Toutes ces unités ont combattu de mai à juillet dans la campagne de France, à l’exception de
la 13e DBLE, qui est intervenue en Norvège et a conquis les villes de Bjervik et Narvik avant
de revenir en France début juin.
Le 11e REI, au sein de la 6e DINA, basé dans le secteur de Sedan, a résisté héroïquement dans
le bois d’Inor les 27 et 28 mai (pertes estimées à 300 hommes). En juin, il s’est d’abord replié
sur la Meuse où il a combattu en arrière-garde près de Verdun avant de devoir capituler,
prisonnier de la poche de Lorraine.
Le 12e REI, au sein de la 8e DI, a été sévèrement étrillé lors de la défense des ponts de l’Aisne
au mois de juin. Ses derniers éléments ont continué le combat au sein de la 3e Armée.
Le GRDI n°97 a effectué des actions retardatrices au mois de mai sur l’axe Péronne-Barleux
puis a participé à la défense de la Somme et de l’Avre au début du mois de juin. Le 9, son
commandant, le lieutenant-colonel Lacombe de La Tour, a trouvé la mort au combat dans le
bois de Noroy, près de Compiègne. Par la suite, le GRDI a couvert la 7e DINA.

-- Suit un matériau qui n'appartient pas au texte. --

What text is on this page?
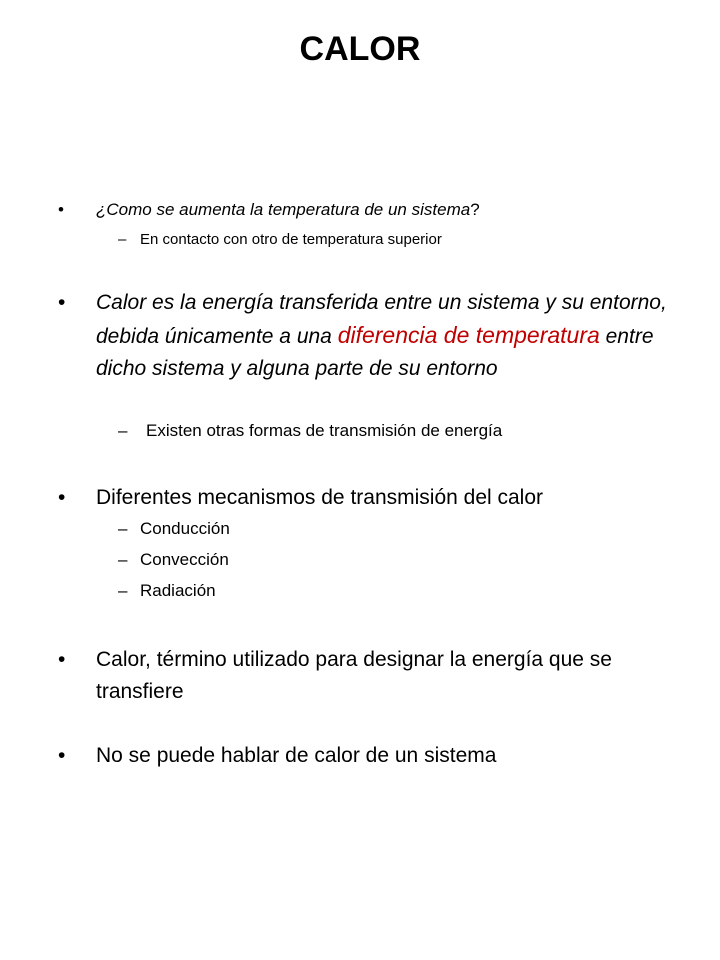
CALOR
•	¿Como se aumenta la temperatura de un sistema?
– En contacto con otro de temperatura superior
•	Calor es la energía transferida entre un sistema y su entorno, debida únicamente a una diferencia de temperatura entre dicho sistema y alguna parte de su entorno
–	Existen otras formas de transmisión de energía
•	Diferentes mecanismos de transmisión del calor
– Conducción
– Convección
– Radiación
•	Calor, término utilizado para designar la energía que se transfiere
•	No se puede hablar de calor de un sistema
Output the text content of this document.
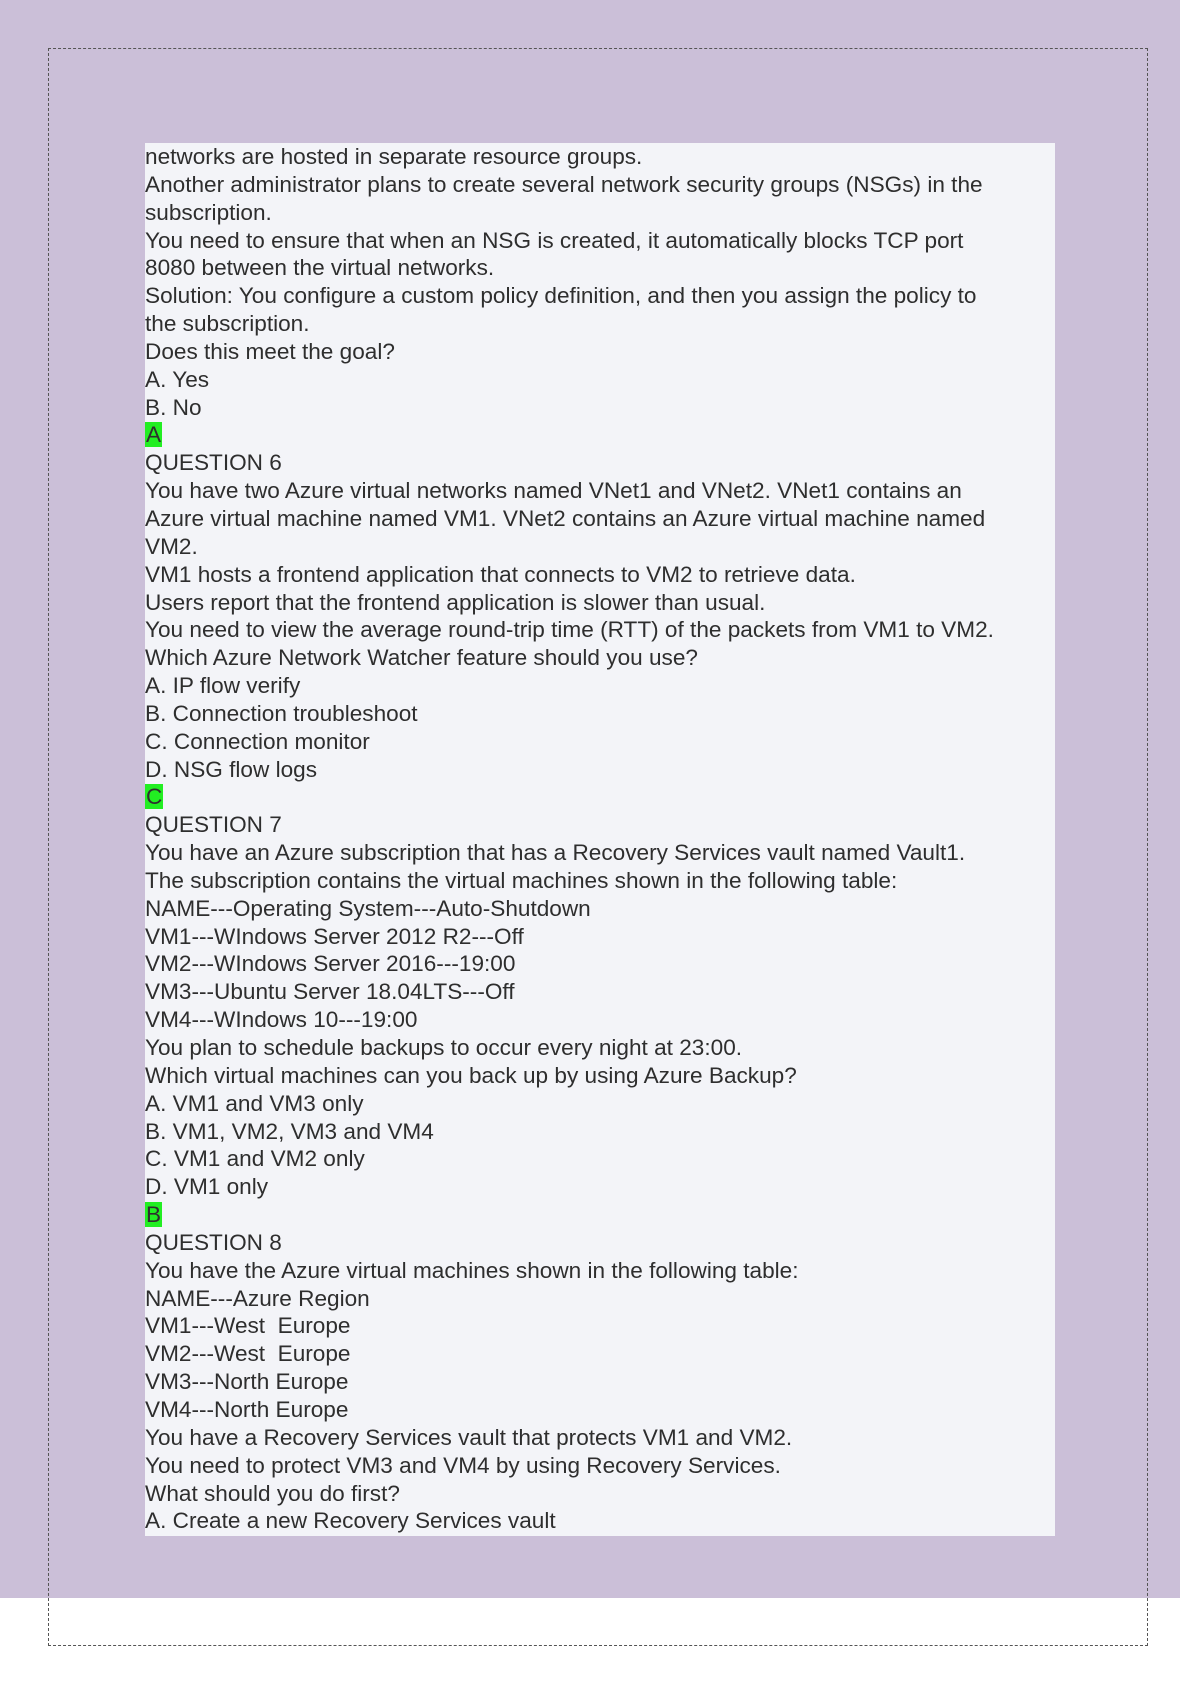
networks are hosted in separate resource groups.

Another administrator plans to create several network security groups (NSGs) in the

subscription.

You need to ensure that when an NSG is created, it automatically blocks TCP port

8080 between the virtual networks.

Solution: You configure a custom policy definition, and then you assign the policy to

the subscription.

Does this meet the goal?

A. Yes

B. No

A

QUESTION 6

You have two Azure virtual networks named VNet1 and VNet2. VNet1 contains an

Azure virtual machine named VM1. VNet2 contains an Azure virtual machine named

VM2.

VM1 hosts a frontend application that connects to VM2 to retrieve data.

Users report that the frontend application is slower than usual.

You need to view the average round-trip time (RTT) of the packets from VM1 to VM2.

Which Azure Network Watcher feature should you use?

A. IP flow verify

B. Connection troubleshoot

C. Connection monitor

D. NSG flow logs

C

QUESTION 7

You have an Azure subscription that has a Recovery Services vault named Vault1.

The subscription contains the virtual machines shown in the following table:

NAME---Operating System---Auto-Shutdown

VM1---WIndows Server 2012 R2---Off

VM2---WIndows Server 2016---19:00

VM3---Ubuntu Server 18.04LTS---Off

VM4---WIndows 10---19:00

You plan to schedule backups to occur every night at 23:00.

Which virtual machines can you back up by using Azure Backup?

A. VM1 and VM3 only

B. VM1, VM2, VM3 and VM4

C. VM1 and VM2 only

D. VM1 only

B

QUESTION 8

You have the Azure virtual machines shown in the following table:

NAME---Azure Region

VM1---West  Europe

VM2---West  Europe

VM3---North Europe

VM4---North Europe

You have a Recovery Services vault that protects VM1 and VM2.

You need to protect VM3 and VM4 by using Recovery Services.

What should you do first?

A. Create a new Recovery Services vault
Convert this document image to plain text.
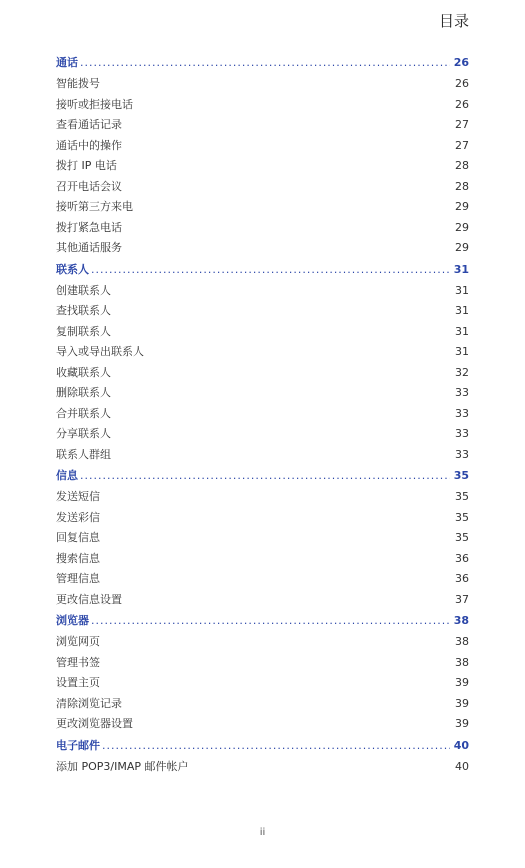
目录
通话 .....	26
智能拨号	26
接听或拒接电话	26
查看通话记录	27
通话中的操作	27
拨打 IP 电话	28
召开电话会议	28
接听第三方来电	29
拨打紧急电话	29
其他通话服务	29
联系人 .....	31
创建联系人	31
查找联系人	31
复制联系人	31
导入或导出联系人	31
收藏联系人	32
删除联系人	33
合并联系人	33
分享联系人	33
联系人群组	33
信息 .....	35
发送短信	35
发送彩信	35
回复信息	35
搜索信息	36
管理信息	36
更改信息设置	37
浏览器 .....	38
浏览网页	38
管理书签	38
设置主页	39
清除浏览记录	39
更改浏览器设置	39
电子邮件 .....	40
添加 POP3/IMAP 邮件帐户	40
ii
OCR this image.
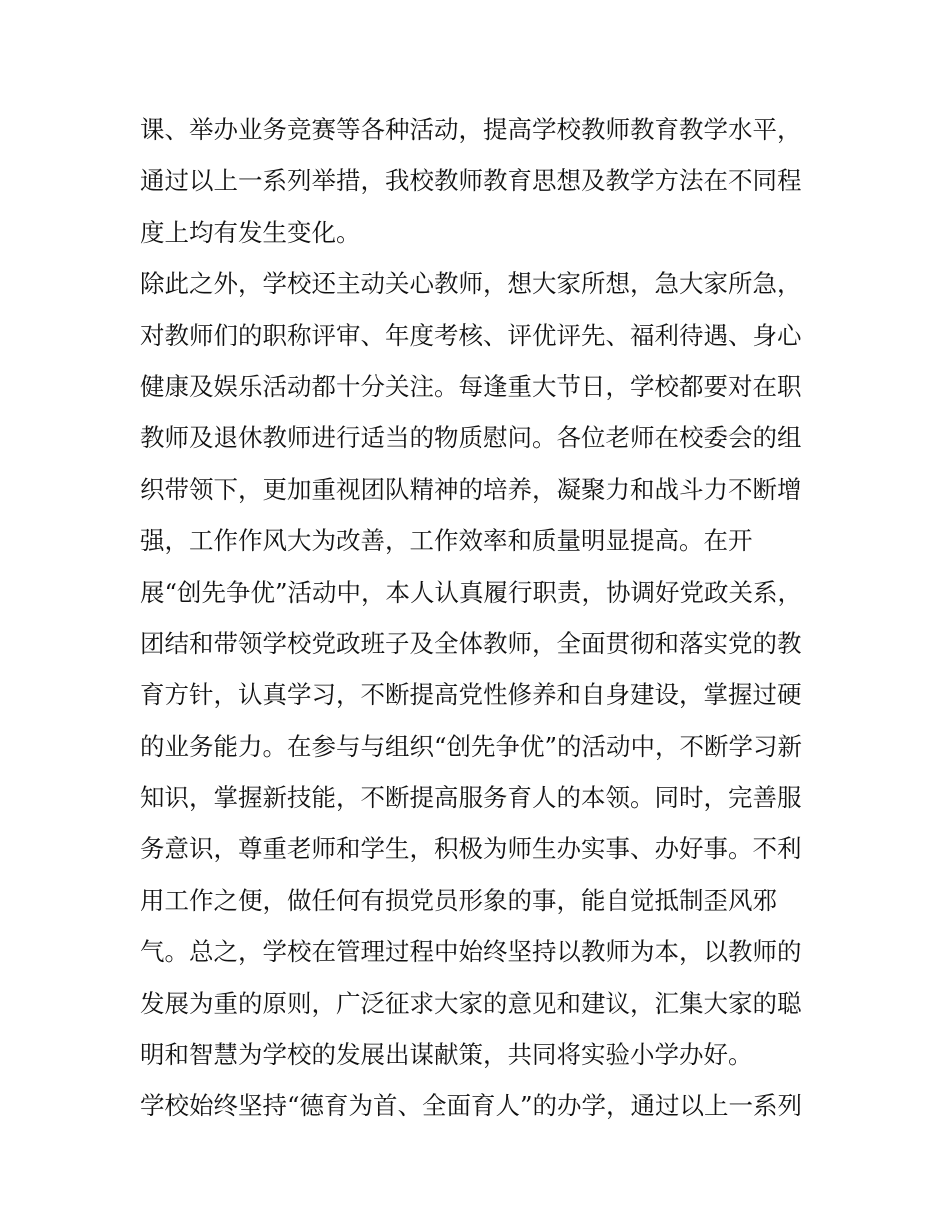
课、举办业务竞赛等各种活动，提高学校教师教育教学水平，
通过以上一系列举措，我校教师教育思想及教学方法在不同程
度上均有发生变化。
除此之外，学校还主动关心教师，想大家所想，急大家所急，
对教师们的职称评审、年度考核、评优评先、福利待遇、身心
健康及娱乐活动都十分关注。每逢重大节日，学校都要对在职
教师及退休教师进行适当的物质慰问。各位老师在校委会的组
织带领下，更加重视团队精神的培养，凝聚力和战斗力不断增
强，工作作风大为改善，工作效率和质量明显提高。在开
展“创先争优”活动中，本人认真履行职责，协调好党政关系，
团结和带领学校党政班子及全体教师，全面贯彻和落实党的教
育方针，认真学习，不断提高党性修养和自身建设，掌握过硬
的业务能力。在参与与组织“创先争优”的活动中，不断学习新
知识，掌握新技能，不断提高服务育人的本领。同时，完善服
务意识，尊重老师和学生，积极为师生办实事、办好事。不利
用工作之便，做任何有损党员形象的事，能自觉抵制歪风邪
气。总之，学校在管理过程中始终坚持以教师为本，以教师的
发展为重的原则，广泛征求大家的意见和建议，汇集大家的聪
明和智慧为学校的发展出谋献策，共同将实验小学办好。
学校始终坚持“德育为首、全面育人”的办学，通过以上一系列
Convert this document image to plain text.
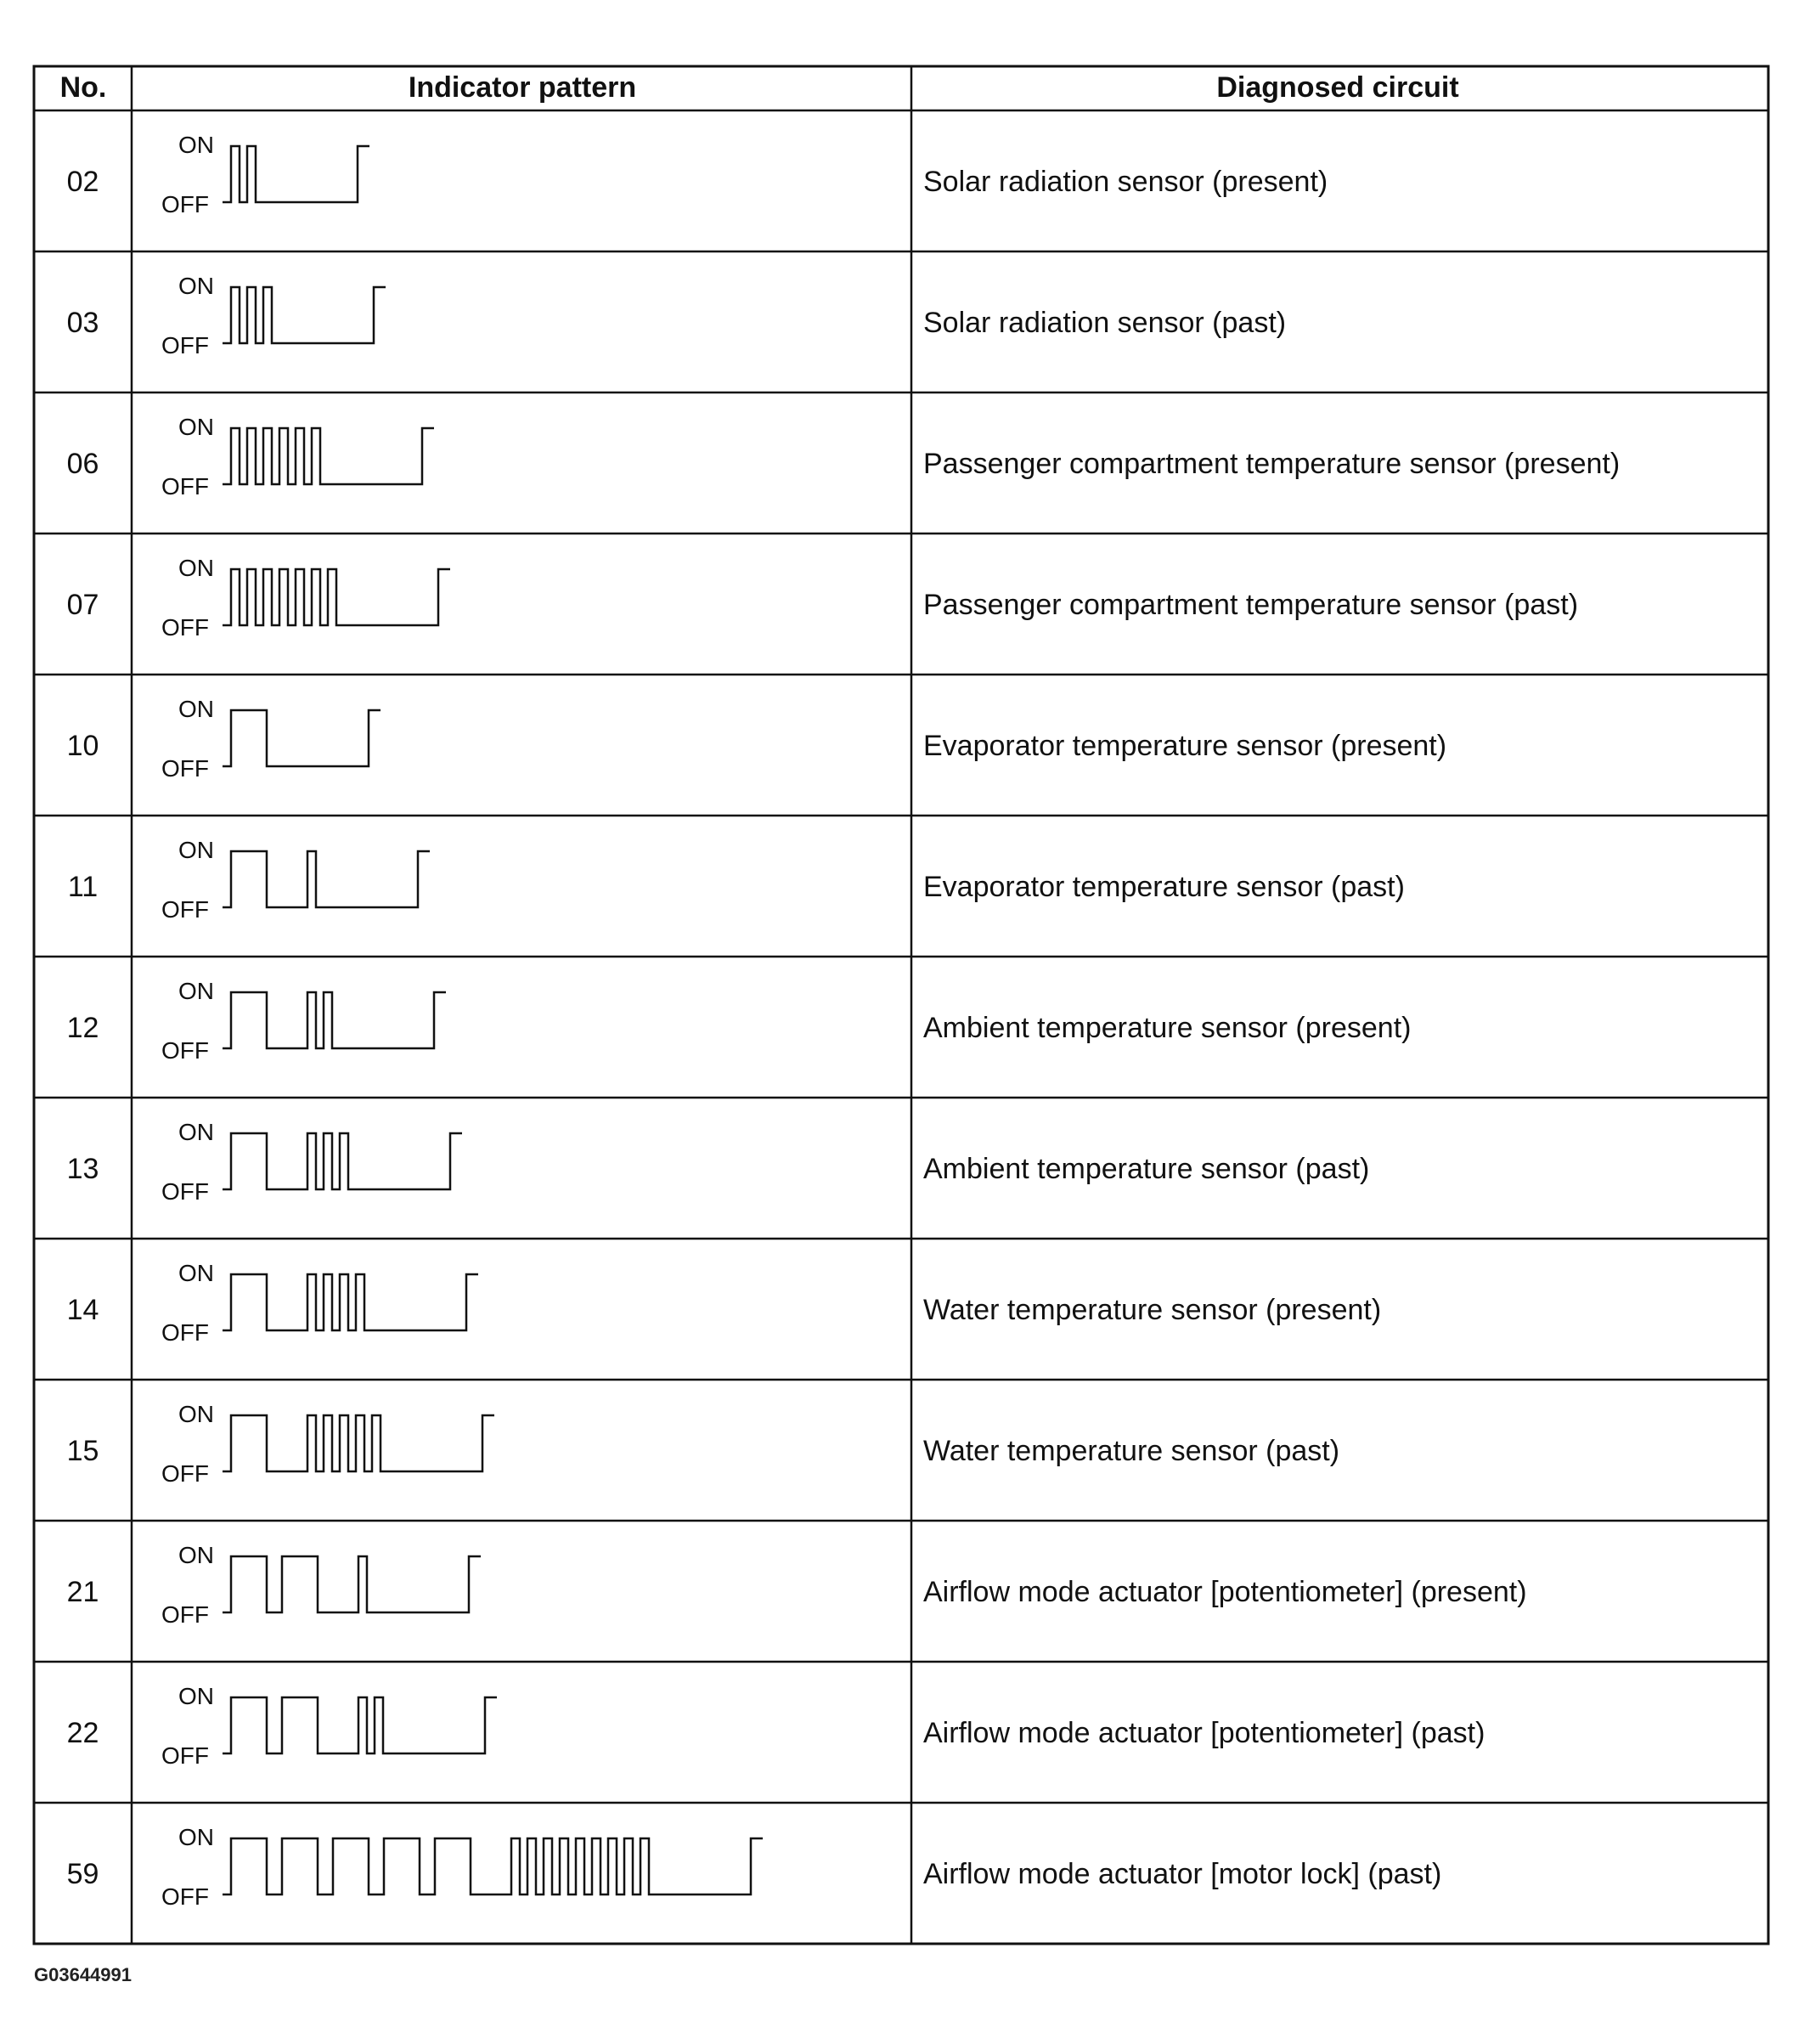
No.	Indicator pattern	Diagnosed circuit
02
ON
OFF
Solar radiation sensor (present)
03
ON
OFF
Solar radiation sensor (past)
06
ON
OFF
Passenger compartment temperature sensor (present)
07
ON
OFF
Passenger compartment temperature sensor (past)
10
ON
OFF
Evaporator temperature sensor (present)
11
ON
OFF
Evaporator temperature sensor (past)
12
ON
OFF
Ambient temperature sensor (present)
13
ON
OFF
Ambient temperature sensor (past)
14
ON
OFF
Water temperature sensor (present)
15
ON
OFF
Water temperature sensor (past)
21
ON
OFF
Airflow mode actuator [potentiometer] (present)
22
ON
OFF
Airflow mode actuator [potentiometer] (past)
59
ON
OFF
Airflow mode actuator [motor lock] (past)
G03644991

Le 21e RMVE, intégré à la 35e DI et déployé au sud des Ardennes, a tenu son secteur durant
de longues semaines avant de devoir capituler.
Le 22e RMVE, près de Péronne (dans les Ardennes), a participé le 24 mai à la prise de
Villers-Carbonnel, mais a finalement été anéanti par les chars allemands près de Berny au
début du mois de juin.
Le 23e RMVE est entré en action au cours de la bataille de Soissons le 7 juin, puis s’est
notamment battu à Pont sur Yonne quelques jours plus tard avant de devoir finalement battre
en retraite. Des trois premiers RMVE (c’est-à-dire en dehors des quatre RMVE constitués à la
hâte en juin), c’est le seul qui ait pu évacuer une partie des ses hommes lors du Grand
Déménagement.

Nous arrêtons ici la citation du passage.